As a former board member of Keep Hawaii Beautiful, a volunteer litter-control organization that in years past conducted annual “litter index surveys” along island roadways, it might be pointing out the obvious that a lot of litter accumulates along a roughly 1-mile stretch on either approach to most transfer stations.
Having commuted the 27-mile Highway 11 between Volcano and Hilo for over 25 years, I was frequently amazed how someone could get to the transfer station and not notice that one of their bags of household rubbish is sitting somewhere on the roadway, often subject to being run over and split open.
It was not unusual to witness the shredding of wind-blown rubbish by county-operated lawn mowers.
The good news is it used to be a lot worse. Since 2005, the HI5 Beverage Container Recycling program, reduction of single use plastic bags and the reduction in plastic foam food containers all help to mitigate the volume and types of roadside litter.
Having served on several county litter task force and advisory committees over the years, it’s a fact that enforcement of litter ordinances are at the very bottom of policing priorities. So, it’s commendable that our current mayor, while serving in the prosecutor’s office, was instrumental in making available mini-grants to nonprofit volunteer service groups whose mission it was to mobilize citizens to attack issues involving littering and illegal dumping islandwide.

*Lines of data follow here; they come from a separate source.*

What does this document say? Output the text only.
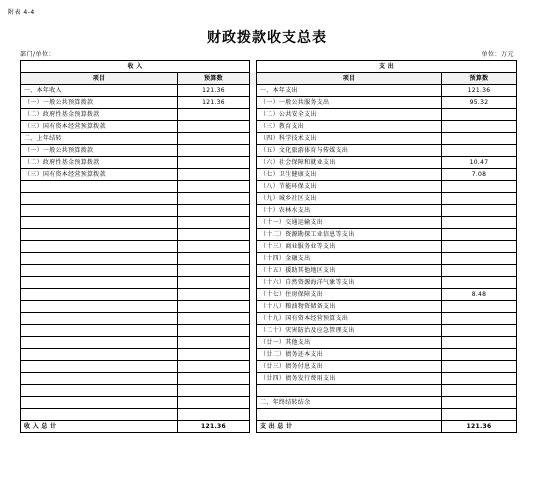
附表 4-4
财政拨款收支总表
部门/单位：	单位：万元
收 入			支 出	
项目	预算数		项目	预算数
一、本年收入	121.36		一、本年支出	121.36
（一）一般公共预算拨款	121.36		（一）一般公共服务支出	95.32
（二）政府性基金预算拨款			（二）公共安全支出	
（三）国有资本经营预算拨款			（三）教育支出	
二、上年结转			（四）科学技术支出	
（一）一般公共预算拨款			（五）文化旅游体育与传媒支出	
（二）政府性基金预算拨款			（六）社会保障和就业支出	10.47
（三）国有资本经营预算拨款			（七）卫生健康支出	7.08
			（八）节能环保支出	
			（九）城乡社区支出	
			（十）农林水支出	
			（十一）交通运输支出	
			（十二）资源勘探工业信息等支出	
			（十三）商业服务业等支出	
			（十四）金融支出	
			（十五）援助其他地区支出	
			（十六）自然资源海洋气象等支出	
			（十七）住房保障支出	8.48
			（十八）粮油物资储备支出	
			（十九）国有资本经营预算支出	
			（二十）灾害防治及应急管理支出	
			（廿一）其他支出	
			（廿二）债务还本支出	
			（廿三）债务付息支出	
			（廿四）债务发行费用支出	

			二、年终结转结余	

收 入 总 计	121.36		支 出 总 计	121.36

I commend all grassroots organizations that strive to mobilize volunteers to adopt roadways and shorelines in their communities to keep Hawaii Island beautiful.
“Every litter bit hurts.”
Paul J. Buklarewicz
Past board president,
Keep Hawaii Beautiful
After reading about the new statue in Lili‘uokalani Park (Tribune-Herald, March 8), I took my granddaughter there to see it.
We like the statue, but it does seem out of place. And as she noted: It’s tiny, compared to the base.
But this got me wondering. Isn’t there a formal public review process of some sort before statues are accepted and placed in a particular location?
Maybe if there had been a public review, the statue would not have surprised regular park visitors.